IL-21 is produced by Th17 cells and drives IL-17 production in a STAT3-dependent manner

Abstract

CD4(+) helper T cells can differentiate into several possible fates including: Th1, Th2, T regulatory, and Th17 cells. Although, cytokine production by non-T cells is an important factor in helper T cell differentiation, a characteristic feature of both Th1 and Th2 lineages is their ability to secrete cytokines that promote their respective differentiation. However, cytokines produced by T cells that help to sustain Th17 cells have not yet been identified. Here we show that IL-21 is a product of Th17 cells, which is induced in a Stat3-dependent manner. Additionally, Stat3 can directly bind the Il21 promoter. IL-21 also induces IL-17 production and expression of the transcription factor, RORgammat. Furthermore, generation of Th17 cells in the conventional manner is attenuated by blocking IL-21. IL-21 is known to activate Stat3 and its ability to induce Th17 differentiation is abrogated in the absence of Stat3. These data argue that IL-21 serves as an autocrine factor secreted by Th17 cells that promotes or sustains Th17 lineage commitment.
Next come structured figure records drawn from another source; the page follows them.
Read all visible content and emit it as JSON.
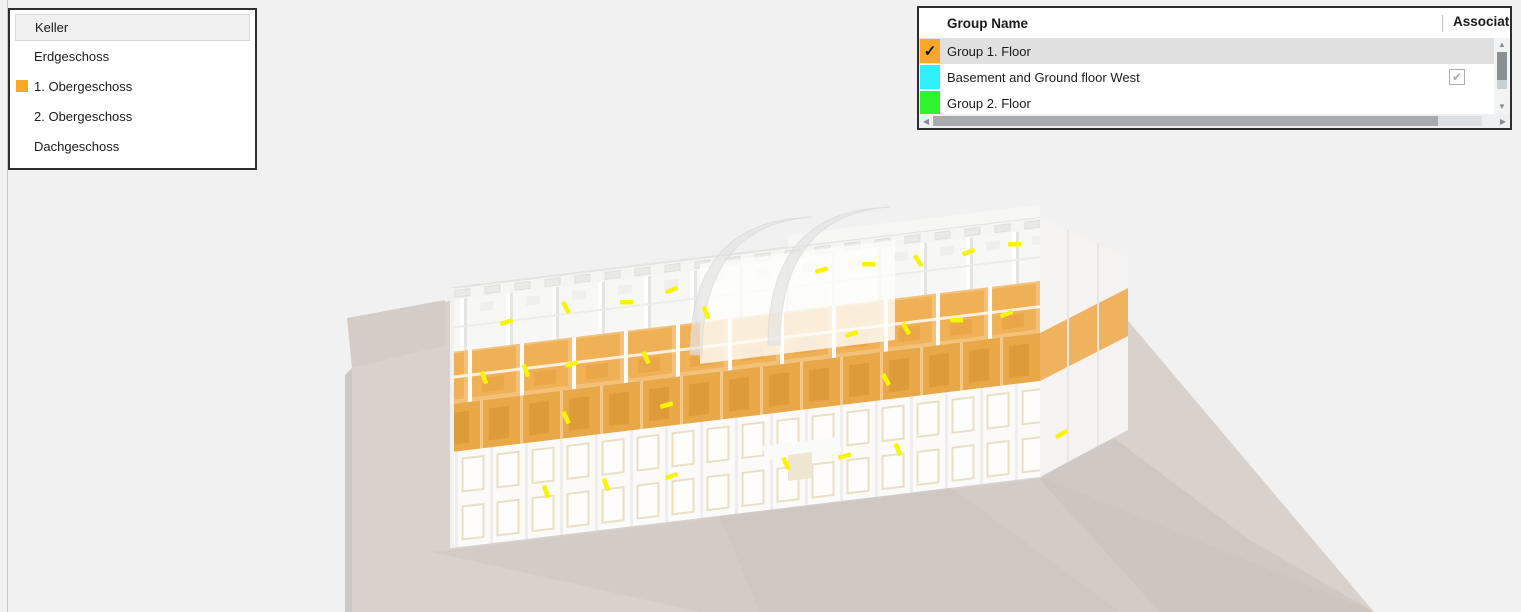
{
  "window": {
    "background_color": "#F1F1F1",
    "left_border_color": "#C6C6C6"
  },
  "floor_panel": {
    "items": [
      {
        "label": "Keller",
        "highlighted": true
      },
      {
        "label": "Erdgeschoss"
      },
      {
        "label": "1. Obergeschoss",
        "marker_color": "#F9A72B"
      },
      {
        "label": "2. Obergeschoss"
      },
      {
        "label": "Dachgeschoss"
      }
    ]
  },
  "group_panel": {
    "columns": {
      "name": "Group Name",
      "association": "Association"
    },
    "rows": [
      {
        "name": "Group 1. Floor",
        "color": "#F9A72B",
        "swatch_checked": true,
        "selected": true
      },
      {
        "name": "Basement and Ground floor West",
        "color": "#30EFFA",
        "association_checked": true
      },
      {
        "name": "Group 2. Floor",
        "color": "#2FF32F"
      }
    ]
  },
  "icons": {
    "swatch_check": "✓",
    "checkbox_check": "✔",
    "scroll_up": "▲",
    "scroll_down": "▼",
    "scroll_left": "◀",
    "scroll_right": "▶"
  },
  "scene": {
    "ground_color": "#D8D1CC",
    "ground_shadow_color": "#CBC2BC",
    "building_color": "#FBFAF9",
    "highlighted_floor_color": "#F0AE55",
    "highlighted_floor_front_color": "#E9A848",
    "light_fixture_color": "#F8F407",
    "highlighted_floor_name": "1. Obergeschoss",
    "highlighted_group_name": "Group 1. Floor"
  }
}
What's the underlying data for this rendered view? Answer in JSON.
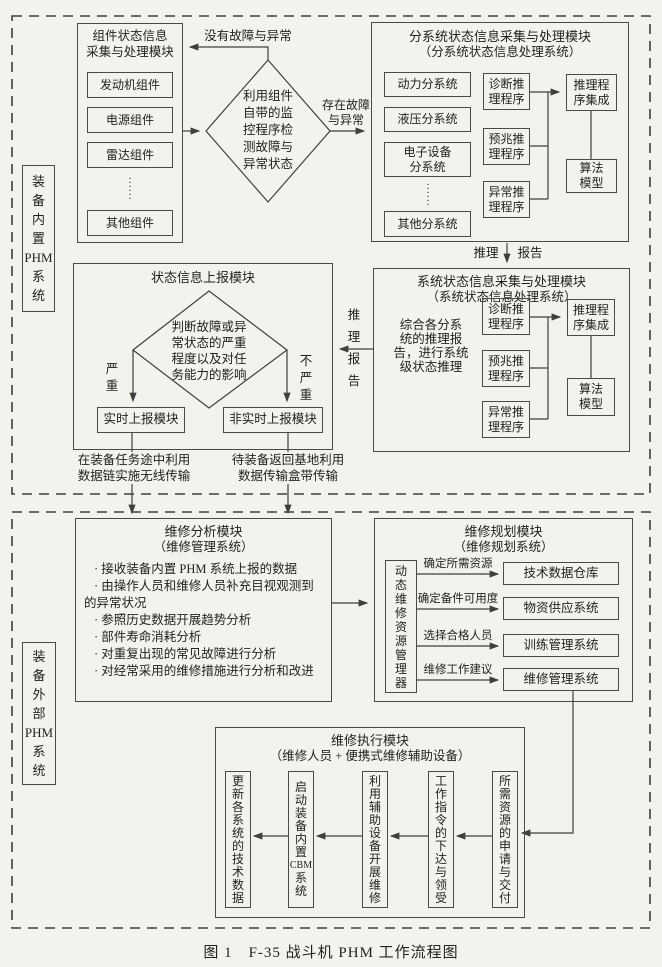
{
  "colors": {
    "paper": "#f4f2ed",
    "line": "#3f3f3f",
    "text": "#222222"
  },
  "caption": "图 1　F-35 战斗机 PHM 工作流程图",
  "top": {
    "side_label": [
      "装",
      "备",
      "内",
      "置",
      "PHM",
      "系",
      "统"
    ],
    "component_module": {
      "title": [
        "组件状态信息",
        "采集与处理模块"
      ],
      "items": [
        "发动机组件",
        "电源组件",
        "雷达组件",
        "其他组件"
      ],
      "dots": [
        "·",
        "·",
        "·",
        "·",
        "·",
        "·"
      ]
    },
    "monitor_decision": [
      "利用组件",
      "自带的监",
      "控程序检",
      "测故障与",
      "异常状态"
    ],
    "no_fault_label": "没有故障与异常",
    "fault_label": [
      "存在故障",
      "与异常"
    ],
    "subsystem_module": {
      "title": "分系统状态信息采集与处理模块",
      "subtitle": "（分系统状态信息处理系统）",
      "subsystems": [
        "动力分系统",
        "液压分系统",
        "其他分系统"
      ],
      "subsystem_two_line": [
        "电子设备",
        "分系统"
      ],
      "dots": [
        "·",
        "·",
        "·",
        "·",
        "·",
        "·"
      ],
      "programs": [
        [
          "诊断推",
          "理程序"
        ],
        [
          "预兆推",
          "理程序"
        ],
        [
          "异常推",
          "理程序"
        ]
      ],
      "integration": [
        "推理程",
        "序集成"
      ],
      "algorithm": [
        "算法",
        "模型"
      ]
    },
    "reasoning_label": "推理",
    "report_label": "报告",
    "system_module": {
      "title": "系统状态信息采集与处理模块",
      "subtitle": "（系统状态信息处理系统）",
      "description": [
        "综合各分系",
        "统的推理报",
        "告，进行系统",
        "级状态推理"
      ],
      "programs": [
        [
          "诊断推",
          "理程序"
        ],
        [
          "预兆推",
          "理程序"
        ],
        [
          "异常推",
          "理程序"
        ]
      ],
      "integration": [
        "推理程",
        "序集成"
      ],
      "algorithm": [
        "算法",
        "模型"
      ]
    },
    "reasoning_report_vertical": [
      "推",
      "理",
      "报",
      "告"
    ],
    "report_module": {
      "title": "状态信息上报模块",
      "severity_decision": [
        "判断故障或异",
        "常状态的严重",
        "程度以及对任",
        "务能力的影响"
      ],
      "severe": [
        "严",
        "重"
      ],
      "not_severe": [
        "不",
        "严",
        "重"
      ],
      "realtime": "实时上报模块",
      "non_realtime": "非实时上报模块"
    },
    "wireless_note": [
      "在装备任务途中利用",
      "数据链实施无线传输"
    ],
    "cartridge_note": [
      "待装备返回基地利用",
      "数据传输盒带传输"
    ]
  },
  "bottom": {
    "side_label": [
      "装",
      "备",
      "外",
      "部",
      "PHM",
      "系",
      "统"
    ],
    "analysis_module": {
      "title": "维修分析模块",
      "subtitle": "（维修管理系统）",
      "bullets": [
        "· 接收装备内置 PHM 系统上报的数据",
        "· 由操作人员和维修人员补充目视观测到的异常状况",
        "· 参照历史数据开展趋势分析",
        "· 部件寿命消耗分析",
        "· 对重复出现的常见故障进行分析",
        "· 对经常采用的维修措施进行分析和改进"
      ]
    },
    "planning_module": {
      "title": "维修规划模块",
      "subtitle": "（维修规划系统）",
      "manager": [
        "动",
        "态",
        "维",
        "修",
        "资",
        "源",
        "管",
        "理",
        "器"
      ],
      "rows": [
        {
          "label": "确定所需资源",
          "target": "技术数据仓库"
        },
        {
          "label": "确定备件可用度",
          "target": "物资供应系统"
        },
        {
          "label": "选择合格人员",
          "target": "训练管理系统"
        },
        {
          "label": "维修工作建议",
          "target": "维修管理系统"
        }
      ]
    },
    "execution_module": {
      "title": "维修执行模块",
      "subtitle": "（维修人员 + 便携式维修辅助设备）",
      "steps": [
        [
          "所",
          "需",
          "资",
          "源",
          "的",
          "申",
          "请",
          "与",
          "交",
          "付"
        ],
        [
          "工",
          "作",
          "指",
          "令",
          "的",
          "下",
          "达",
          "与",
          "领",
          "受"
        ],
        [
          "利",
          "用",
          "辅",
          "助",
          "设",
          "备",
          "开",
          "展",
          "维",
          "修"
        ],
        [
          "启",
          "动",
          "装",
          "备",
          "内",
          "置",
          "CBM",
          "系",
          "统"
        ],
        [
          "更",
          "新",
          "各",
          "系",
          "统",
          "的",
          "技",
          "术",
          "数",
          "据"
        ]
      ]
    }
  }
}
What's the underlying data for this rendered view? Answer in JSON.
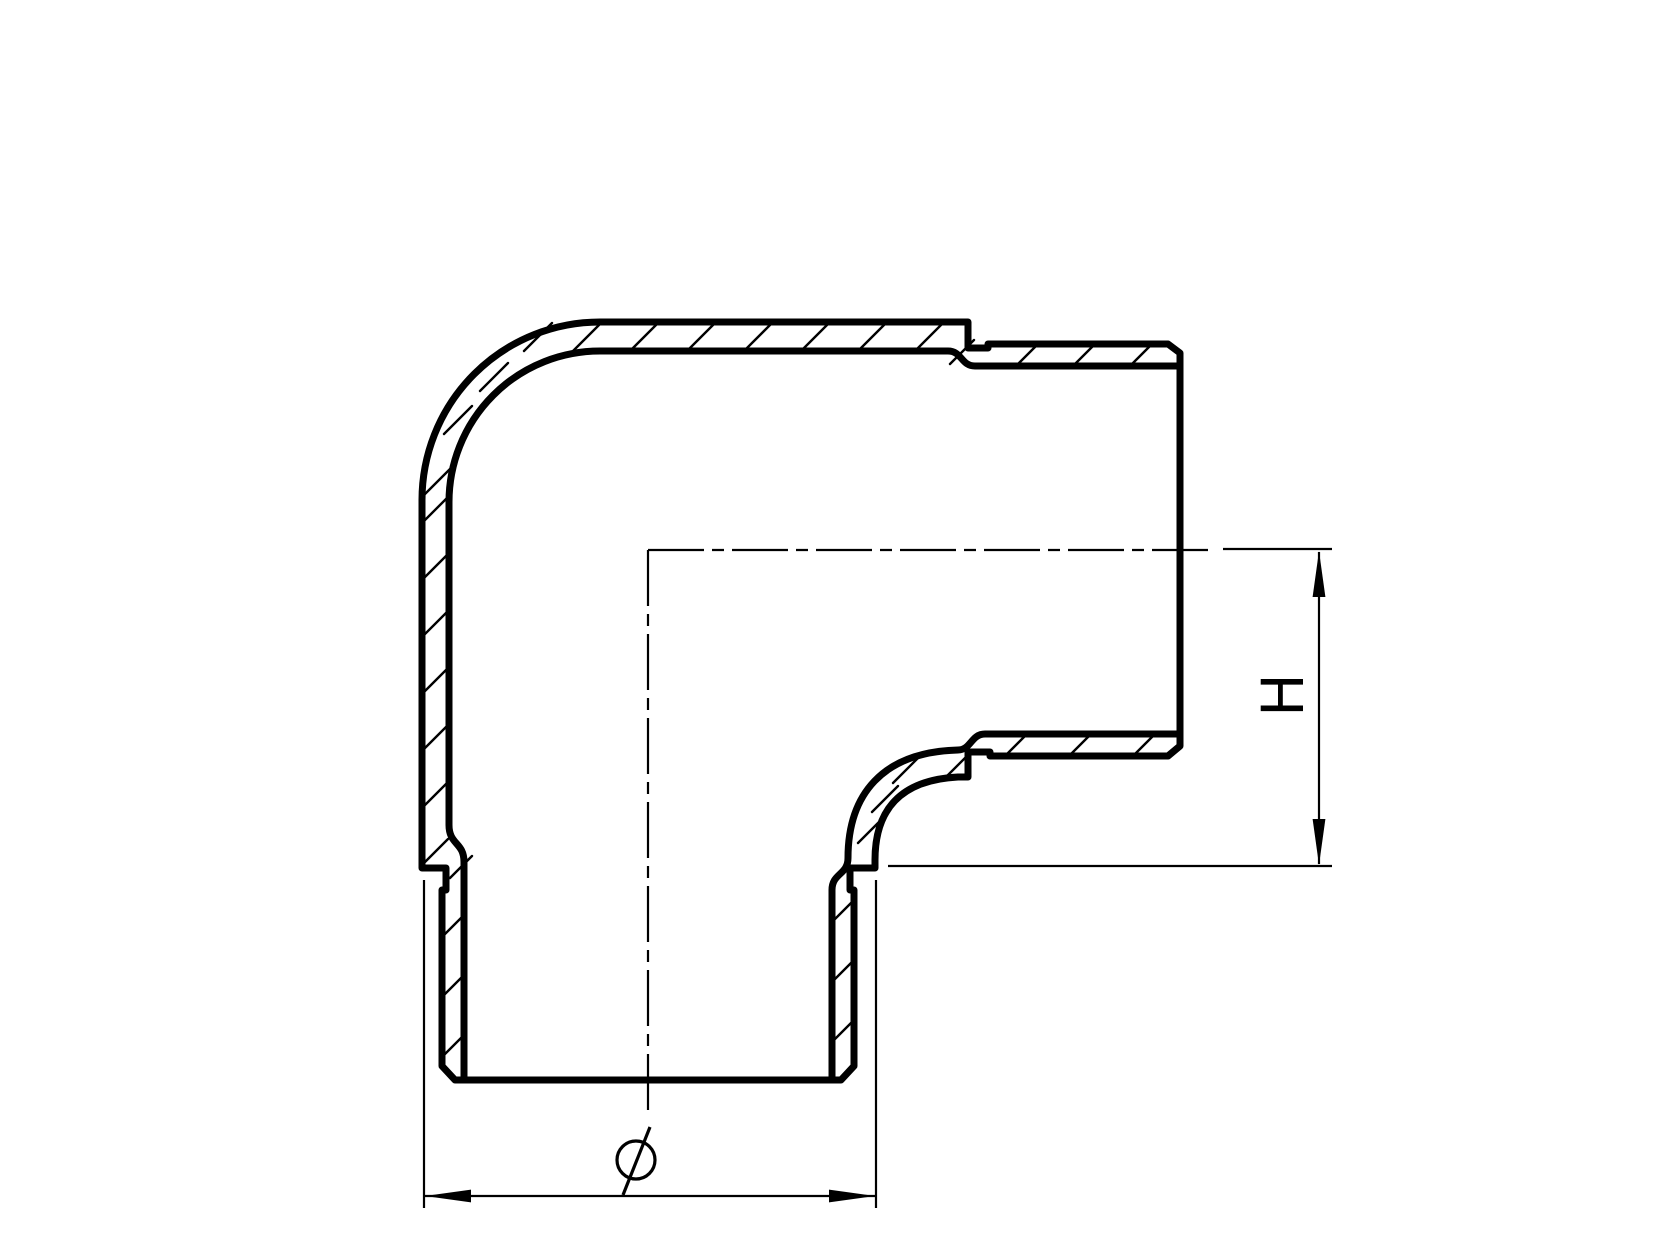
{
  "page": {
    "background": "#ffffff",
    "ink": "#000000",
    "description": "Sectional technical drawing of a 90-degree elbow tube fitting with spigot ends"
  },
  "drawing": {
    "outline": "M 600 322 L 968 322 L 968 348 L 988 348 L 988 344 L 1168 344 L 1180 353 L 1180 746 L 1168 756 L 990 756 L 990 752 L 968 752 L 968 777 L 958 777 C 900 780 875 810 875 860 L 875 868 L 850 868 L 850 890 L 854 890 L 854 1066 L 841 1080 L 455 1080 L 442 1066 L 442 890 L 446 890 L 446 868 L 422 868 L 422 500 A 178 178 0 0 1 600 322 Z",
    "bore_top": "M 1180 366 L 975 366 C 961 366 962 351 948 351 L 600 351 A 151 151 0 0 0 449 502 L 449 825 C 449 845 464 842 464 862 L 464 1080",
    "bore_right": "M 832 1080 L 832 890 C 832 873 848 875 848 858 C 848 795 882 752 958 750 C 971 750 971 734 985 734 L 1180 734",
    "centerlines": "M 648 550 L 1210 550 M 648 550 L 648 1110",
    "hatch": "M 573 351 L 602 322 M 630 351 L 659 322 M 687 351 L 716 322 M 744 351 L 773 322 M 801 351 L 830 322 M 858 351 L 887 322 M 915 351 L 944 322 M 950 364 L 974 340 M 1016 366 L 1038 344 M 1073 366 L 1095 344 M 1130 366 L 1152 344 M 947 776 L 973 750 M 1005 756 L 1027 734 M 1069 756 L 1091 734 M 1133 756 L 1155 734 M 858 843 L 882 819 M 872 812 L 898 786 M 893 783 L 918 758 M 832 922 L 854 900 M 832 982 L 854 960 M 832 1042 L 854 1020 M 422 523 L 448 497 M 422 580 L 448 554 M 422 637 L 448 611 M 422 694 L 448 668 M 422 751 L 448 725 M 422 808 L 448 782 M 422 865 L 448 839 M 450 878 L 472 856 M 442 937 L 464 915 M 442 997 L 464 975 M 442 1057 L 464 1035 M 524 351 L 552 323 M 480 391 L 508 363 M 444 434 L 472 406 M 424 495 L 450 469",
    "dimensions": {
      "height": {
        "label": "H",
        "line": "M 1319 552 L 1319 864",
        "extension_lines": "M 1223 549 L 1332 549 M 888 866 L 1332 866",
        "arrow_up_points": "1319,551 1312.6,597 1325.4,597",
        "arrow_down_points": "1319,865 1312.6,819 1325.4,819"
      },
      "diameter": {
        "label": "Ø",
        "line": "M 424 1196 L 876 1196",
        "extension_lines": "M 424 880 L 424 1208 M 876 880 L 876 1208",
        "arrow_left_points": "425,1196 471,1189.6 471,1202.4",
        "arrow_right_points": "875,1196 829,1189.6 829,1202.4",
        "symbol_slash": "M 623 1195 L 650 1127"
      }
    }
  }
}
Figure 1. IL-21 is selectively produced by Th17 cells and is regulated by Stat3

(A) Total RNA was isolated from wild-type naïve CD4⁺ T cells cultured under Th0, Th1, Th2, or Th17 conditions. IL-21 mRNA level was detected by quantitative real-time PCR using Taqman assay kit from ABI. Gene expression was normalized to actin mRNA level in each sample. (B) ELISA was performed to detect IL-21 production in supernatants from wild-type naïve CD4⁺ T cells cultured under Th0, Th1, Th2, or Th17 conditions. (C) Total RNA was isolated from wild-type (WT) or CD4-Cre Stat3^fl/fl (Stat3 KO) naïve CD4⁺ T cells cultured under Th0 or Th17 conditions. IL-21 mRNA levels were detected by quantitative real-time PCR using Taqman assay kit from ABI. (D) ELISA was performed to detect IL-21 production in supernatants from wild-type (WT) or CD4-Cre Stat3^fl/f (Stat3 KO) naïve CD4⁺ T cells cultured under Th0 or Th17 conditions. (E) Peripheral CD4⁺ T cells were polarized under Th0 or Th17 conditions for 72 h. ChIP assays were performed using anti-Stat3 antibody.

Figure 2. IL-21 can replace IL-6 to promote Th17 differentiation

Peripheral naïve CD4⁺ T cells from wild-type mice (WT) or CD4-Cre Stat3^fl/fl (Stat3 KO) mice were cultured under the indicated conditions for 72 h. (A) Levels of mRNA for IL-17A, IL-17F, and Rorc were measured by quantitative real-time PCR using Taqman assay kits from ABI. Gene expression was normalized to Actin mRNA level in each sample. (B) ELISA was performed to detect IL-17A and IL-17F production in cell culture supernatants. (C) Proportions of IL-17A- and IFN-γ-producing cells in Stat3^fl/f (WT) and MMTV-Cre Stat3^fl/fl (Stat3 KO) cell cultures were determined by intracellular cytokine staining and flow cytometry.

Figure 3. Conventional Th17 differentiation is dependent upon IL-21

Peripheral naïve CD4⁺ T cells from wild type mice were cultured in neutral (Th0), optimal Th17, or Th17 conditions with anti-IL-21 antibody for 72 h. (A) Levels of mRNA for IL-17A and IL-17F were assayed by quantitative real-time PCR using Taqman assay kits from ABI. Gene expression was normalized to Actin mRNA level in each sample. (B) ELISA was performed to detect IL-17A and IL-17F production in cell culture supernatants. (C) Proportions of IL-17A- and IFN-γ-producing cells were determined by intracellular cytokine staining and flow cytometry.